Hmm I think offer both types of livery, although as you say there's plenty of oil workers about so they would likely go for the full livery option if they're away offshore often. Although saying that, I'd say there's a lot of women out there who don't need to work as its their partners who are raking in the oil cash   I think most offer both options but there's some that I think are full livery only, isnt Tillyoch full livery?  Your place sounds like it'll be amazing and I'm excited by your future XC course   Will you be holding events (show jumping etc.)?


----------



## Ajted93 (19 August 2014)

Ino there's a few full liverys around near by ,looking at 65 plus a week, we're thinking full and part 5 day livery. The XC will be maybe after a few months of being started up. It would be up for hire but not sure on events not thort about that too much. XX


----------



## Britestar (19 August 2014)

MM Currently you can hire Philorth as well for xc schooling.


----------



## Willoway83 (20 August 2014)

I think yards are really in demand in this area not sure on prices I know some are quite expensive though.

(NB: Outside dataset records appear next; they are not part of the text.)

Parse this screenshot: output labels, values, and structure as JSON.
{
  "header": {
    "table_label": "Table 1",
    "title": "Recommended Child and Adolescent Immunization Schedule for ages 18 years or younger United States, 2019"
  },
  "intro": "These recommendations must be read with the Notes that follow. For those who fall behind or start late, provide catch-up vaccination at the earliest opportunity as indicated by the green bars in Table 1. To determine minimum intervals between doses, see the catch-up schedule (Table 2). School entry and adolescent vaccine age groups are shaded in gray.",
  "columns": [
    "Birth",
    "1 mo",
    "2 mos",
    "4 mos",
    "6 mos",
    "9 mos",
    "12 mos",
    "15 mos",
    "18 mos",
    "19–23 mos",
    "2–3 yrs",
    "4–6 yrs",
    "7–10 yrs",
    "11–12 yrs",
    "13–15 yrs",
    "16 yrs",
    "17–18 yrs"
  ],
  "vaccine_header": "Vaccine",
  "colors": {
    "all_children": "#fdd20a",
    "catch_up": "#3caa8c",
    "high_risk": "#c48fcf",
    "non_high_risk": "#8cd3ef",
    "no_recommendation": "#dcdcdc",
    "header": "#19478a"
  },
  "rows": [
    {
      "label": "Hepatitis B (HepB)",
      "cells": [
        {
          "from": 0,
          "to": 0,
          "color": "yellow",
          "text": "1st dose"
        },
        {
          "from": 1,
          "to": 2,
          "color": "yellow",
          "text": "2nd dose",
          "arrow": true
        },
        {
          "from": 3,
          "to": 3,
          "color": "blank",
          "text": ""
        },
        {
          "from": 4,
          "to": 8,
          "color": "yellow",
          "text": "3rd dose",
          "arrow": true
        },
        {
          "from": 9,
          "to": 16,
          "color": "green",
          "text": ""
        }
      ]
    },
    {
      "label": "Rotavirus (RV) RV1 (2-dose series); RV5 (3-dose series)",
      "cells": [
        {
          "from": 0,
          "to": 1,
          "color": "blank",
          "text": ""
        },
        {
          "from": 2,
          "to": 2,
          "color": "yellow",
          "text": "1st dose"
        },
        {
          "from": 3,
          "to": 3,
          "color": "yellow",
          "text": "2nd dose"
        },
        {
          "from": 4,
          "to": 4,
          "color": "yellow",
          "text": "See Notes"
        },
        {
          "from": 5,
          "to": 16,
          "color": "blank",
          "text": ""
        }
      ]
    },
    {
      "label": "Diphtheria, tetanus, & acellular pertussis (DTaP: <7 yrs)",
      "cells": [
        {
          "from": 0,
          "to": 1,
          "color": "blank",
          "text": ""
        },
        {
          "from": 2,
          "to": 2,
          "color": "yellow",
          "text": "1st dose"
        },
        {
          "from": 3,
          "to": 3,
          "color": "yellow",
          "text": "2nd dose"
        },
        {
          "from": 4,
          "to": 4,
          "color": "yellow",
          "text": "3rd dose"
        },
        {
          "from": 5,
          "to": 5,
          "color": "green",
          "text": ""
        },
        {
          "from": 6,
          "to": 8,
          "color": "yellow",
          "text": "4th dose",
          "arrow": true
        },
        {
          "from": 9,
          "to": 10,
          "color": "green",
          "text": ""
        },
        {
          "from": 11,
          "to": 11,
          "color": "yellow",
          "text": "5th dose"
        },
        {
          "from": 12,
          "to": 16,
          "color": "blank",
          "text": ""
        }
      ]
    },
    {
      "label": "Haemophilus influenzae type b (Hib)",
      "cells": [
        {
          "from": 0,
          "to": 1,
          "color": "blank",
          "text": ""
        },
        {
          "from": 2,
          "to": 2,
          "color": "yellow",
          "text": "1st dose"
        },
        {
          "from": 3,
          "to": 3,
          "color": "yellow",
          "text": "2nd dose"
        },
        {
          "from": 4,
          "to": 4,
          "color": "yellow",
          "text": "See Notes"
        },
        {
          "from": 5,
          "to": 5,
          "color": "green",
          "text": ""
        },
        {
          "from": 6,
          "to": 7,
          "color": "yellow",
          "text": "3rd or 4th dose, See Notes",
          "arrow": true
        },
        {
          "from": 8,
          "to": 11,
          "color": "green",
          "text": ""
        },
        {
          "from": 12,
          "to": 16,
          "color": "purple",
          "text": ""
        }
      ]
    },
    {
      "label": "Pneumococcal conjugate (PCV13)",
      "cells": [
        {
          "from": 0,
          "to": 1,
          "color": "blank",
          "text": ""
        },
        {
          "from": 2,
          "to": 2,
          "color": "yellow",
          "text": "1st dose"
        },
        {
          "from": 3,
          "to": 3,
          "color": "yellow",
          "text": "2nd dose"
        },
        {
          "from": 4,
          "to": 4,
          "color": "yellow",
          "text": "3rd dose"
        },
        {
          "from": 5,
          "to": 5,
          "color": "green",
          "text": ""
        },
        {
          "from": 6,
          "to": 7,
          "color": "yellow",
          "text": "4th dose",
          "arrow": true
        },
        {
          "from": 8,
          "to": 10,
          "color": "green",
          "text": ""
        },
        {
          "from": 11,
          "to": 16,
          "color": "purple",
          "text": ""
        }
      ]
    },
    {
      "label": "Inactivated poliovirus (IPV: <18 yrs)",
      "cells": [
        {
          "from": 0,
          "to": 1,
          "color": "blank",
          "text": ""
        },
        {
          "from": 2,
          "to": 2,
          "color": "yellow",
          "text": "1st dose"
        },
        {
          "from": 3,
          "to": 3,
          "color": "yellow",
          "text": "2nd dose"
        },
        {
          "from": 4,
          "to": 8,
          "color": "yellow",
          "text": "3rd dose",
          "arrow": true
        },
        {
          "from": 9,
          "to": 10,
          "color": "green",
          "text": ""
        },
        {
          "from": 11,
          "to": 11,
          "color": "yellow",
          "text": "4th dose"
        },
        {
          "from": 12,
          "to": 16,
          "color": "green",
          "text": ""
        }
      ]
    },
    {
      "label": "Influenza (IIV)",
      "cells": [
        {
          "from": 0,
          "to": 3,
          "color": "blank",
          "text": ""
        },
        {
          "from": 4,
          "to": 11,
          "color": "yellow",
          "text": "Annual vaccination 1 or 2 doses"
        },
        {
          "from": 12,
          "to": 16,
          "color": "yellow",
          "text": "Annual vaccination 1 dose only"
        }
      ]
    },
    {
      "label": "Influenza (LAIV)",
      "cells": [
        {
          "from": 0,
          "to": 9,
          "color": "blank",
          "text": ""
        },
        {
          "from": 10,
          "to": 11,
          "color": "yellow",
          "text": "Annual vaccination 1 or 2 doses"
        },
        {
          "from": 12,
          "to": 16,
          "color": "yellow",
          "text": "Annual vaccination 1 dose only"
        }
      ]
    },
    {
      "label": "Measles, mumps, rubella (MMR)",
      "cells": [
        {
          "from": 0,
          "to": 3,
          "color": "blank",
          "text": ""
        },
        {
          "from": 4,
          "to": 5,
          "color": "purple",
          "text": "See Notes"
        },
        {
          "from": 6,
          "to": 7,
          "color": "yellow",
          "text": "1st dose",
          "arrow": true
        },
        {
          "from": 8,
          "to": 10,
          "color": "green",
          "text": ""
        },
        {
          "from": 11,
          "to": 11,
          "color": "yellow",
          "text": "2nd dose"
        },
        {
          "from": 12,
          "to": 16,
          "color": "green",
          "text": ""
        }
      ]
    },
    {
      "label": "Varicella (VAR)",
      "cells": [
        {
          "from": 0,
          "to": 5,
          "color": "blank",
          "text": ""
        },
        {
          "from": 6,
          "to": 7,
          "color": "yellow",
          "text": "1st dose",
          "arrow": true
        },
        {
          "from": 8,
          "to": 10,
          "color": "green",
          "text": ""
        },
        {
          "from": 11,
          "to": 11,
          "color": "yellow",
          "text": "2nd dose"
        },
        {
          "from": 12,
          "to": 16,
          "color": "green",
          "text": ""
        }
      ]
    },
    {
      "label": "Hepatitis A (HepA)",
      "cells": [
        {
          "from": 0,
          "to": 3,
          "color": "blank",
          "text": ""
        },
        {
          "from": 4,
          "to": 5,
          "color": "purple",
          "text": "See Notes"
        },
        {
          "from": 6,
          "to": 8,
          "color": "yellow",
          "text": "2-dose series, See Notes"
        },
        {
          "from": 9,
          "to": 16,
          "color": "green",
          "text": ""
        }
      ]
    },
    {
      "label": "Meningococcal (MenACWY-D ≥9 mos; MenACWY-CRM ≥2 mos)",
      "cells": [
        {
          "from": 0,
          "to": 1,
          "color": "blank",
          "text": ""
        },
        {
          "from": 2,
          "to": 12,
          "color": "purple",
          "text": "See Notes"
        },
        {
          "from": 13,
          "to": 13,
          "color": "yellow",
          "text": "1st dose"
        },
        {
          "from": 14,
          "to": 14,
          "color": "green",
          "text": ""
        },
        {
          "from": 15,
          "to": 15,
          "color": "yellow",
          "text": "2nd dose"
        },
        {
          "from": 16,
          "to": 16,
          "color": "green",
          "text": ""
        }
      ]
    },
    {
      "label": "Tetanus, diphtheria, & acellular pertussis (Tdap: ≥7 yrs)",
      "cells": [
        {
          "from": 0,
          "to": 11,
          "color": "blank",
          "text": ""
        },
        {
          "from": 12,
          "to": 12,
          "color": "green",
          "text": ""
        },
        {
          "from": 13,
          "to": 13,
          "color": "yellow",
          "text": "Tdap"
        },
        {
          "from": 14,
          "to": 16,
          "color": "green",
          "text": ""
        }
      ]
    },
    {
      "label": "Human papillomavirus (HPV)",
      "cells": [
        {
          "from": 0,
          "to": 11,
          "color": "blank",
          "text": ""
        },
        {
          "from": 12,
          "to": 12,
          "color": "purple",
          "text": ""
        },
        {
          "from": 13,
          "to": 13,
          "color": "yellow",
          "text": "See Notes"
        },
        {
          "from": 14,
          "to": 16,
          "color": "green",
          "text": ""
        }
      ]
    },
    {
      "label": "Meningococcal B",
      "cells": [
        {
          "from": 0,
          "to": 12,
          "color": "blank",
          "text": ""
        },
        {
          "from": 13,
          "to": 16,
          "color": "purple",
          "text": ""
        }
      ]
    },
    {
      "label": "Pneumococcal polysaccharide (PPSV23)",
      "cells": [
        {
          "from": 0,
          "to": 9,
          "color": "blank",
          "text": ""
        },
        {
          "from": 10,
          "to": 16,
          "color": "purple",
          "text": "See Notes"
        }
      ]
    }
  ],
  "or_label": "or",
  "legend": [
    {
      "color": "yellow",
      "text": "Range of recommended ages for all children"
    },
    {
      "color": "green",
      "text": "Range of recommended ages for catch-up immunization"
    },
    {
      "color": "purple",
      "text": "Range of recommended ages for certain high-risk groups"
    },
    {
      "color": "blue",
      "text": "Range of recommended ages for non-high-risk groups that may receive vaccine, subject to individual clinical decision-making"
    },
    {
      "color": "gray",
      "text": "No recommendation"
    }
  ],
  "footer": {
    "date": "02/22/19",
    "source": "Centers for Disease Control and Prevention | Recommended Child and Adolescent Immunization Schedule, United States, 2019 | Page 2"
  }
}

I keep mine on a private yard main things I would look for would be secure tack room spacious boxes indoor/outdoor school and good hacking  x


----------



## Ajted93 (24 August 2014)

Brill thanks everyone!


----------



## Woolpot (26 August 2014)

Hi I am desperately looking for livery in or around Banchory/drumoak area have 2 horses looking for grass livery with option of stable. Not needing any fancy facilities. Does anyone know of anything going in this area? Thanks in advance


----------